French riot police patrolled
a housing complex northwest
of Paris on Saturday night.
For the second night in a row, a helicopter equipped with spotlights and video cameras to track bands of marauding youths combed the Paris suburbs from the air and small teams of police were deployed to chase down rioters speeding from one attack to another in cars and on motorbikes.
The violence took a potentially alarming turn with attacks in the well- guarded French capital. Police said 32 cars were set afire there, mostly on the northern and southern edges of the city.
Contrast with this Front Page story:
New York Times Nov. 6, 2005, Page 1 (Link)
November 6, 2005 And Sometimes, the Island Is Marooned on You By PAM BELLUCK SPRINGFIELD, Mass. - The island of Island Pond had it in for Andrew Renna.
Or so it seemed one Saturday evening a few weeks ago. In the middle of a pounding storm, Mr. Renna looked out across the pond, which borders his backyard.

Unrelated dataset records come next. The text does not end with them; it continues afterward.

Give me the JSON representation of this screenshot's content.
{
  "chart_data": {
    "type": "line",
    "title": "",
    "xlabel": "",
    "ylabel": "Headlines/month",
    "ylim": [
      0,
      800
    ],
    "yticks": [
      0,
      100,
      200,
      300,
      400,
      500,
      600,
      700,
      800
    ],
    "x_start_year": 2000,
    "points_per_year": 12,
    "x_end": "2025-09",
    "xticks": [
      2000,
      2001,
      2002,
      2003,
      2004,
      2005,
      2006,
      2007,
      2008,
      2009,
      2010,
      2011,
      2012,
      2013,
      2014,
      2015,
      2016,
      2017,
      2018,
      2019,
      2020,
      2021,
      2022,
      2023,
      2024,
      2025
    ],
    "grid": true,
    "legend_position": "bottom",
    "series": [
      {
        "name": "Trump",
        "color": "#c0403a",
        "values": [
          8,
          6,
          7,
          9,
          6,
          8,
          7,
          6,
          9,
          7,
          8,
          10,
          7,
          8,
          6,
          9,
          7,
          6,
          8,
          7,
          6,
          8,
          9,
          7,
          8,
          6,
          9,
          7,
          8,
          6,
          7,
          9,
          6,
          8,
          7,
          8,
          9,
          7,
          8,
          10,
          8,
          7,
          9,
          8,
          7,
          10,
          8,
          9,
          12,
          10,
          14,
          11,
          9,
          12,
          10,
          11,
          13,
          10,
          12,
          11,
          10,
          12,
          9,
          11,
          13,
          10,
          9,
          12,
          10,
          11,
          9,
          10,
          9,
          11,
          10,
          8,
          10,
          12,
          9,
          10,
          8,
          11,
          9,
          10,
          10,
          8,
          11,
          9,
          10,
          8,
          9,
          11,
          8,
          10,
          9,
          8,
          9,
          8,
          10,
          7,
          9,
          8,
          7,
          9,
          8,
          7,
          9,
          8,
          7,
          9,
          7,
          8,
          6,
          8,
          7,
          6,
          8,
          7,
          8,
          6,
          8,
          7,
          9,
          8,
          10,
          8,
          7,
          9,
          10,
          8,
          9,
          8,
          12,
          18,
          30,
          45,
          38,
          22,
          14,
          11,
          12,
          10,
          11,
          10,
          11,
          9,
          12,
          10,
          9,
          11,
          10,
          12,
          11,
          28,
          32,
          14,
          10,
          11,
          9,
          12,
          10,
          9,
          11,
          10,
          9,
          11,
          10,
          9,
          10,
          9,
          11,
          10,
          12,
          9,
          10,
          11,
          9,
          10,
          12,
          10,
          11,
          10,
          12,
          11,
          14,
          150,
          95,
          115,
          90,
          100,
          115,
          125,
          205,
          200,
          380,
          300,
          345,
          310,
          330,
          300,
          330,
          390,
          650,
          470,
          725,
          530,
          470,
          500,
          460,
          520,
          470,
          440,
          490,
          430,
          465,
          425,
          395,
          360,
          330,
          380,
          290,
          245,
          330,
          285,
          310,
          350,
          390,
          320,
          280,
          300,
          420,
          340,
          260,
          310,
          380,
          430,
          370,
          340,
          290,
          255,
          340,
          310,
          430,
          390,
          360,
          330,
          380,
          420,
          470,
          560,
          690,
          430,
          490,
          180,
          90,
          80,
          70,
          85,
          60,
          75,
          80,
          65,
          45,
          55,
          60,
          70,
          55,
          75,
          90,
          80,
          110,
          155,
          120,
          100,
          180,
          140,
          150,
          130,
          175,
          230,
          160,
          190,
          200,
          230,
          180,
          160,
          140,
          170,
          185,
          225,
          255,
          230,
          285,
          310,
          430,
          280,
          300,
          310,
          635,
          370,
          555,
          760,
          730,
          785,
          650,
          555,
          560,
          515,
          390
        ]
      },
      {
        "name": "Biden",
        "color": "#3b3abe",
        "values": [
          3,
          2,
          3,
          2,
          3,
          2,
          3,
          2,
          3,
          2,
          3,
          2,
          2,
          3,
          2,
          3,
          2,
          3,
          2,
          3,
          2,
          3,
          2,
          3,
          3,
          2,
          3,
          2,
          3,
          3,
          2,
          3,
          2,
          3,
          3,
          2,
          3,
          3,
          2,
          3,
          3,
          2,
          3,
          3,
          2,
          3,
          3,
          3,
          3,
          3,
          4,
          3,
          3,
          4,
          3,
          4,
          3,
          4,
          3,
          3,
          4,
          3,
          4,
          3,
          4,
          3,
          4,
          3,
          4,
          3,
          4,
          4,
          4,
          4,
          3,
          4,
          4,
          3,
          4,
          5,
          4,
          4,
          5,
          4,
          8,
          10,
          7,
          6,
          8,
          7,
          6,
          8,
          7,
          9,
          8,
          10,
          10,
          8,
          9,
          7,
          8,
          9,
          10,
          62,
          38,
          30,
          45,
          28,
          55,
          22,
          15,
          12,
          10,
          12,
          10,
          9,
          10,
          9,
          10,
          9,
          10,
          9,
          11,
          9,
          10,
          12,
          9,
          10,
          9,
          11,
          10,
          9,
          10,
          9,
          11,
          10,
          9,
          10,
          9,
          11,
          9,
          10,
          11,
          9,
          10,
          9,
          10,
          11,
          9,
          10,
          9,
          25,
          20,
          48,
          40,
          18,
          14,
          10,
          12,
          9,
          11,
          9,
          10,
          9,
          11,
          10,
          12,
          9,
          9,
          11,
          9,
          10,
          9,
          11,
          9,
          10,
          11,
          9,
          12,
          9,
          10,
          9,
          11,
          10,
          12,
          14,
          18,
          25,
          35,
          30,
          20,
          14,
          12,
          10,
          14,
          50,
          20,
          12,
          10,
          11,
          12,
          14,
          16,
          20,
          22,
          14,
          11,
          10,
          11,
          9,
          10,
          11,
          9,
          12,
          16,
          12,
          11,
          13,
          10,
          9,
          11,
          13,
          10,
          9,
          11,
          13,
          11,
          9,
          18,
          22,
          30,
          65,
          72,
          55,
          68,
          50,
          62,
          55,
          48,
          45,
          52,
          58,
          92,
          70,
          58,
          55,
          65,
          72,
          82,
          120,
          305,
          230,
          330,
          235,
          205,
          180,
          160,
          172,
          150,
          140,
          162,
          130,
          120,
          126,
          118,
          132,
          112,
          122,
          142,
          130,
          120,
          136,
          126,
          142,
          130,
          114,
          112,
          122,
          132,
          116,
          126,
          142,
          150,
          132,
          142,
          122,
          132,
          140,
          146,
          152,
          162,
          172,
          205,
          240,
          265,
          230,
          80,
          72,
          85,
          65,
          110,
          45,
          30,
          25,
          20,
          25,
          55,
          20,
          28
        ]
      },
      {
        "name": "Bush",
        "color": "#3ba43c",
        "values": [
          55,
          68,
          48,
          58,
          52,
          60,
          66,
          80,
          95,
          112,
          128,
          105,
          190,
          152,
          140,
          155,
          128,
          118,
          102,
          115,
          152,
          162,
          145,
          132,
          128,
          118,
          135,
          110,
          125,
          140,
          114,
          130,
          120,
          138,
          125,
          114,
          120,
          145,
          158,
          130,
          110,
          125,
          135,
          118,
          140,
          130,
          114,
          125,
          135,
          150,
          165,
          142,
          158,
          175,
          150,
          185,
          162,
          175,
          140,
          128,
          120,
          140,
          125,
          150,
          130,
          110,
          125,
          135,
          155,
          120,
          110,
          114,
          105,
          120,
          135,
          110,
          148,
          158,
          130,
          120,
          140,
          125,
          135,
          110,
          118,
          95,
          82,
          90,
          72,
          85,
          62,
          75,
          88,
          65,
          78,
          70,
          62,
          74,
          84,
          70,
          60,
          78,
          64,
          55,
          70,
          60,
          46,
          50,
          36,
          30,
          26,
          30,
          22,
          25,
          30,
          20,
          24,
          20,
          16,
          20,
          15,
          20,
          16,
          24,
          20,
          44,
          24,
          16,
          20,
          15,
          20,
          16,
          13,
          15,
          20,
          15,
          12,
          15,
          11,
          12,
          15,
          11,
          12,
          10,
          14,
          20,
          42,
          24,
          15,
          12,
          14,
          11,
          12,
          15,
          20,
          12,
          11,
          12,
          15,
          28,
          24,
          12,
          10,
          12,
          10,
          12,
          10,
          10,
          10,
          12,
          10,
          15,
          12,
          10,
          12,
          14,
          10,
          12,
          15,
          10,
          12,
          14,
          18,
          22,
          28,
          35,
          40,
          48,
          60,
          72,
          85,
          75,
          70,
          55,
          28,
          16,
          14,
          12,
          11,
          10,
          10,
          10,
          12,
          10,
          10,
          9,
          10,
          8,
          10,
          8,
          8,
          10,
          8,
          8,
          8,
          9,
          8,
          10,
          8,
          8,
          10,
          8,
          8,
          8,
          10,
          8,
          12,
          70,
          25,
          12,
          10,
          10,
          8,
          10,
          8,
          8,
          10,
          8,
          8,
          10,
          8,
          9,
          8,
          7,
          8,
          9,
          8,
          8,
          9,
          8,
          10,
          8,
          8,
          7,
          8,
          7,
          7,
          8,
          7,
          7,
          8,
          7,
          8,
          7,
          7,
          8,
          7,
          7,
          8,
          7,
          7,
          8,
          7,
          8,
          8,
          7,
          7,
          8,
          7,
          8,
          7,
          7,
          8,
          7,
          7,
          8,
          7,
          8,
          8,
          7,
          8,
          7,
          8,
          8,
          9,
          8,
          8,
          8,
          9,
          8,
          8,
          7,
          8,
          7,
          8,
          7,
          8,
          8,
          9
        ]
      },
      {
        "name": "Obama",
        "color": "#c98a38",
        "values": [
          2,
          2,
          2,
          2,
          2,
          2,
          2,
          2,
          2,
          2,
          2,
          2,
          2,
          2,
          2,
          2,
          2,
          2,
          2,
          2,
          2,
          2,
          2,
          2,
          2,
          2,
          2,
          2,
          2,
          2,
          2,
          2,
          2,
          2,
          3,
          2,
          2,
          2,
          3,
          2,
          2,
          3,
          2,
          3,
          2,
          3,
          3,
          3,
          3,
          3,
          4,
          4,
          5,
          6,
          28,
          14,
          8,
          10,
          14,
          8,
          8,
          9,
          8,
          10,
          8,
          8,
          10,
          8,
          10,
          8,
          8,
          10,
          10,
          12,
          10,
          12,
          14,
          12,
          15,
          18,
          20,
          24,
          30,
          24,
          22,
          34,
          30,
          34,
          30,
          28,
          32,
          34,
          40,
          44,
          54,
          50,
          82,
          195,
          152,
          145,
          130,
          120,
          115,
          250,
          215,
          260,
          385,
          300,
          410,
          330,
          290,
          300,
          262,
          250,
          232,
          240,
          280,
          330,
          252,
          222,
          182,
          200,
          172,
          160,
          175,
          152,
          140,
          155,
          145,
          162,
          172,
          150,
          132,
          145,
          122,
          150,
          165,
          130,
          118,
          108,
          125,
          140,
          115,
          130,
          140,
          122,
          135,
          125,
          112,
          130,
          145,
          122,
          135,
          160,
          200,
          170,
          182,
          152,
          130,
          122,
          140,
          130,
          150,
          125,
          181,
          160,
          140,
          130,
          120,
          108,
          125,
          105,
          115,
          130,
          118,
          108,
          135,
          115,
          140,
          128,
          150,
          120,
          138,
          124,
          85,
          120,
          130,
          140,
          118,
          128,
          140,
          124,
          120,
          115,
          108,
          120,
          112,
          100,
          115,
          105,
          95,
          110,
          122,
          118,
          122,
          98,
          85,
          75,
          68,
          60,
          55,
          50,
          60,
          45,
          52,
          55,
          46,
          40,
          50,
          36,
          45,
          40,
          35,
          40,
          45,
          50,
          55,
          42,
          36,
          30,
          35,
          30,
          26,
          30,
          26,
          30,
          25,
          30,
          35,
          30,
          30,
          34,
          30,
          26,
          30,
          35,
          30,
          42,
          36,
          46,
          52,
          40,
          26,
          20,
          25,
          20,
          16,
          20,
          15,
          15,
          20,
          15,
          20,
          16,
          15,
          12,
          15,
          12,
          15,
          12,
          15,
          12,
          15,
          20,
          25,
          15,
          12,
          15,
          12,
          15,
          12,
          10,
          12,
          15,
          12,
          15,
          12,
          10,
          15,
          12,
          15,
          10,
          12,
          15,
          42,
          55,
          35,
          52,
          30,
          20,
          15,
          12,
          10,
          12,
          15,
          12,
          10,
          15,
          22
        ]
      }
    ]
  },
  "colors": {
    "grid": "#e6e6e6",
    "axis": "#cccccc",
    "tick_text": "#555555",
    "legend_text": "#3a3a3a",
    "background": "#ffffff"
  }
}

Jodi Hilton for the New York Times
A storm blew the island of Island Pond,
in Massachusetts, into Andrew Renna's
property, where it swamped his backyard before
being towed away.
"It was raining crazy," he recalled. "I said, 'That wind's going to blow that thing right over here.' Ten minutes later it did. When it moves, it moves pretty quick."
The island, about the size of a football field, made a beeline for Mr. Renna's house - crushing his three-foot chain-link fence, swamping his red-blue-and-purple flagstone patio, wrecking his dock, flooding his shed, hobbling his weeping willow, and drowning the oregano, cilantro, tomatoes and peppers in his garden. Then, with an insouciant shrug, it came to a standstill in Mr. Renna's backyard, an interloper squatting in stubborn silence.
"Normally when it floats you can actually hear the roots rip - it sounds like ripping up carpet," said Mr. Renna, 51, a roofing and siding sales manager. "But this time, it didn't make any noise."
Island Pond's island has been floating for as long as anyone can remember, buoyed by a mat of sphagnum moss and gases from decomposing plants. It is a curiosity and sometimes a nuisance for the 20 or so homes around the shoreline of this nine-acre pond in Springfield, Mass.
*snip*
Keep in mind, Springfield, Massachusetts is about 120 miles from New York City so this does not qualify as local news. It is clear that the Times is shunting unfavorable stories about Muslims to obscure parts of the paper.
A warning from the scum!
I thought the NYT was published in france, no?
> The director of the Great Mosque of Paris... urged
> the government to choose its words carefully and
> send a message of peace.
I'm sure they can save some time by re-using some of the
words sent from Paris to Germany in the 1930s.
http://www.freerepublic.com/focus/news/1516654/posts?page=1 .
"PARIS (AFP) the 10th consecutive night of urban violences ignited in the ghettos close to Paris and in surrounding areas, with a hundred cases of vehicle arson and ten shootings by 22H00. "
Who reads NYT (new york tabloid)
In other words,the NYTimes is saying that nothing newsworthy is going on in France.How can members of the msm call themselves journalist's and keep a straight face?
They cannot.
But maybe the story of a floating island of weeds in Springfield, Mass. tops the Paris story in importance to the world.
The American public are catching on to the msm.They're hemorrhaging readers(and viewers)and in essence becoming increasingly irrelevant.
Obviously they can't. That's why the New York Sun hits my driveway every morning, along with the New York Times and the local paper. The article about the floating island was written to a Fourth Grade reading level. Clearly, there audience does not expect to be treated as adults.